VTi temperature indicator image

Staff at a supported living community have praised an innovative new temperature indicator which has helped them to monitor and respond to illnesses quickly from a safe distance, enhancing their delivery of care quality.

The team at Elan Care Whitethorn, a home health care service based in Hartlepool, County Durham, has been trialling the Visual Temperature Indicator (VTi) – an adhesive disc applied to the head that accurately monitors the body temperature health of the wearer.

With a high temperature being one of the first symptoms of a number of health concerns, including COVID-19, the VTi immediately alerts the wearer, or a carer, to a change in temperature at the earliest stage by changing colour.

Displaying green when normal, the disc changes to a shade of red when it rises to 37.5C. If the temperature rises to 38C, the VTi symbol will turn bright red, indicating that immediate action should be taken. If and when the wearer’s temperature returns to within a normal range, the indicator will revert back to green.

Marie Robson, Head of Care from Elan Care Whitethorn, said the VTi has proven itself to be effective for monitoring temperature on a large scale, staff and clients, especially in supporting those who may not otherwise be able to fully communicate their symptoms, bringing about a sense of togetherness.

She said: “The VTi has shown its worth in protecting our community. It makes the complicated task of large-scale temperature health monitoring simple and that is very helpful in care.

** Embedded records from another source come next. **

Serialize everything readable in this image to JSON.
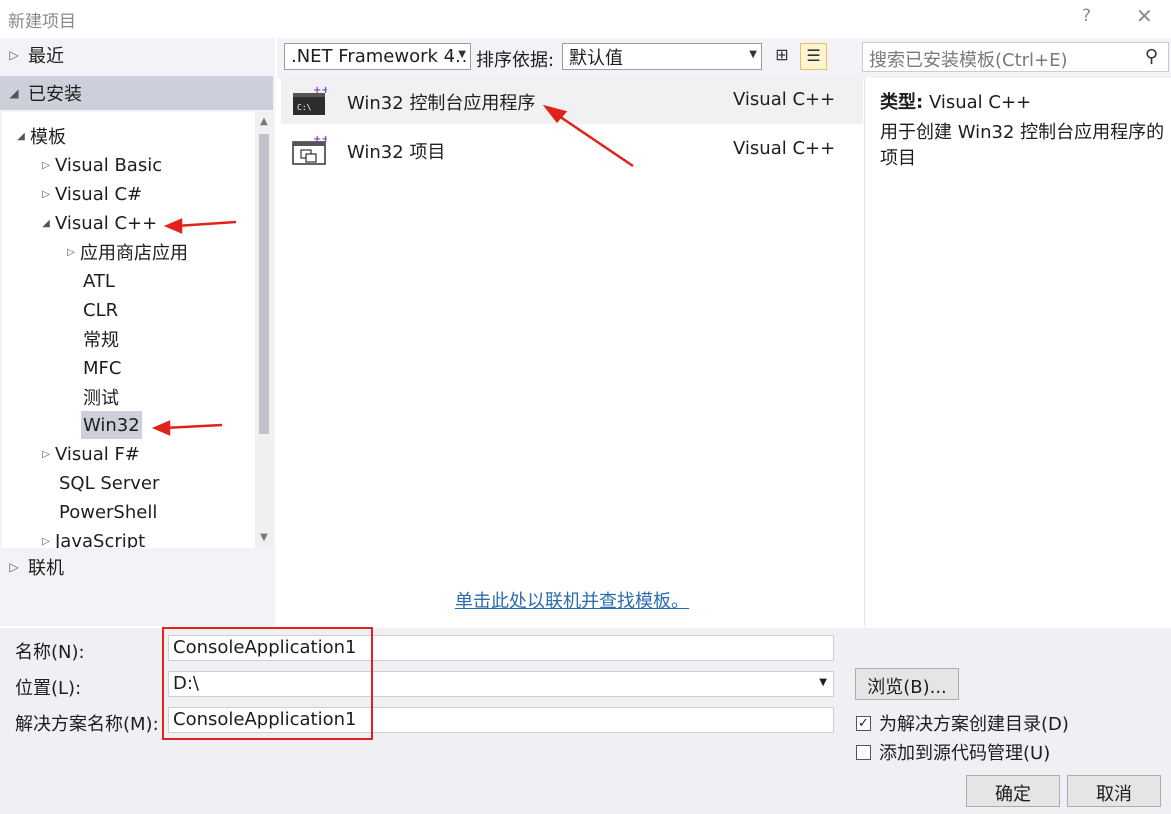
{
  "window": {
    "title": "新建项目",
    "help": "?",
    "close": "✕"
  },
  "left": {
    "recent": "最近",
    "installed": "已安装",
    "online": "联机",
    "tree": [
      {
        "label": "模板",
        "depth": 0,
        "arrow": "◢"
      },
      {
        "label": "Visual Basic",
        "depth": 1,
        "arrow": "▷"
      },
      {
        "label": "Visual C#",
        "depth": 1,
        "arrow": "▷"
      },
      {
        "label": "Visual C++",
        "depth": 1,
        "arrow": "◢"
      },
      {
        "label": "应用商店应用",
        "depth": 2,
        "arrow": "▷"
      },
      {
        "label": "ATL",
        "depth": 2,
        "arrow": ""
      },
      {
        "label": "CLR",
        "depth": 2,
        "arrow": ""
      },
      {
        "label": "常规",
        "depth": 2,
        "arrow": ""
      },
      {
        "label": "MFC",
        "depth": 2,
        "arrow": ""
      },
      {
        "label": "测试",
        "depth": 2,
        "arrow": ""
      },
      {
        "label": "Win32",
        "depth": 2,
        "arrow": ""
      },
      {
        "label": "Visual F#",
        "depth": 1,
        "arrow": "▷"
      },
      {
        "label": "SQL Server",
        "depth": 1,
        "arrow": ""
      },
      {
        "label": "PowerShell",
        "depth": 1,
        "arrow": ""
      },
      {
        "label": "JavaScript",
        "depth": 1,
        "arrow": "▷"
      }
    ]
  },
  "toolbar": {
    "framework": ".NET Framework 4.!",
    "sort_label": "排序依据:",
    "sort_value": "默认值",
    "search_placeholder": "搜索已安装模板(Ctrl+E)"
  },
  "templates": [
    {
      "name": "Win32 控制台应用程序",
      "lang": "Visual C++"
    },
    {
      "name": "Win32 项目",
      "lang": "Visual C++"
    }
  ],
  "online_link": "单击此处以联机并查找模板。",
  "details": {
    "type_label": "类型:",
    "type_value": "Visual C++",
    "description": "用于创建 Win32 控制台应用程序的项目"
  },
  "form": {
    "name_label": "名称(N):",
    "name_value": "ConsoleApplication1",
    "location_label": "位置(L):",
    "location_value": "D:\\",
    "solution_label": "解决方案名称(M):",
    "solution_value": "ConsoleApplication1",
    "browse": "浏览(B)...",
    "create_dir": "为解决方案创建目录(D)",
    "source_control": "添加到源代码管理(U)",
    "ok": "确定",
    "cancel": "取消"
  }
}
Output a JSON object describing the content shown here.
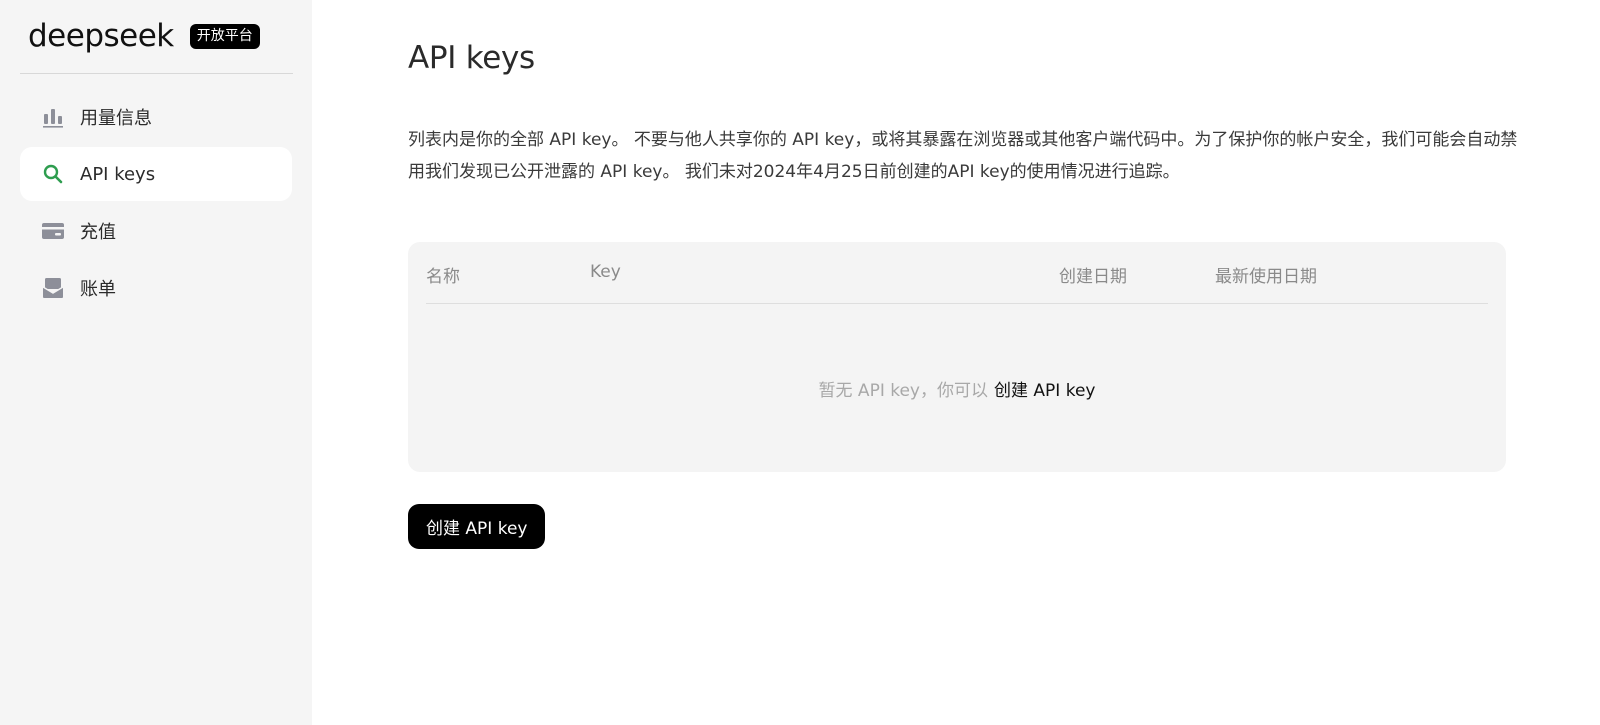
{
  "brand": {
    "logo": "deepseek",
    "badge": "开放平台"
  },
  "sidebar": {
    "items": [
      {
        "label": "用量信息",
        "icon": "bar-chart-icon",
        "active": false
      },
      {
        "label": "API keys",
        "icon": "search-key-icon",
        "active": true
      },
      {
        "label": "充值",
        "icon": "card-icon",
        "active": false
      },
      {
        "label": "账单",
        "icon": "bill-icon",
        "active": false
      }
    ]
  },
  "main": {
    "title": "API keys",
    "description": "列表内是你的全部 API key。 不要与他人共享你的 API key，或将其暴露在浏览器或其他客户端代码中。为了保护你的帐户安全，我们可能会自动禁用我们发现已公开泄露的 API key。 我们未对2024年4月25日前创建的API key的使用情况进行追踪。",
    "table": {
      "headers": {
        "name": "名称",
        "key": "Key",
        "created": "创建日期",
        "last_used": "最新使用日期"
      },
      "empty_text": "暂无 API key，你可以",
      "empty_link": "创建 API key"
    },
    "create_button": "创建 API key"
  },
  "colors": {
    "sidebar_bg": "#f5f5f5",
    "accent_green": "#2e9d4f",
    "icon_gray": "#8d8f99",
    "button_bg": "#000000"
  }
}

The camaraderie and everyone looking out for each other has been wonderful.”

For senior team member Trina Robinson, the VTi helped her to identify a potential health issue at the earliest opportunity, minimising risk to herself and those around her.

“I think the VTi is a brilliant early indication tool,” she commented. “A colleague pointed out my VTi was red and we confirmed my temperature was high with secondary healthcare checks. Within 10 minutes I left the site to follow guidelines and visited the doctor who diagnosed an ear infection, thankfully nothing more serious.”

Developed as an aid to continuously monitor a person’s body temperature when traditional medical devices and thermometers are not in use, the VTi uses thermoreactive technology that reacts to the body’s temperature.

VTi Director John Hill said the benefits of the VTi are wide ranging, especially in settings where the health of others is a priority, commenting: “The landscape across healthcare will be changed forever but, a high temperature is the first symptom of many underlying health conditions. Therefore, bringing something to the market that adds an extra layer of protection while still enabling social distancing, keeping people safe in the knowledge that any changes can be picked up immediately is of benefit to everyone.”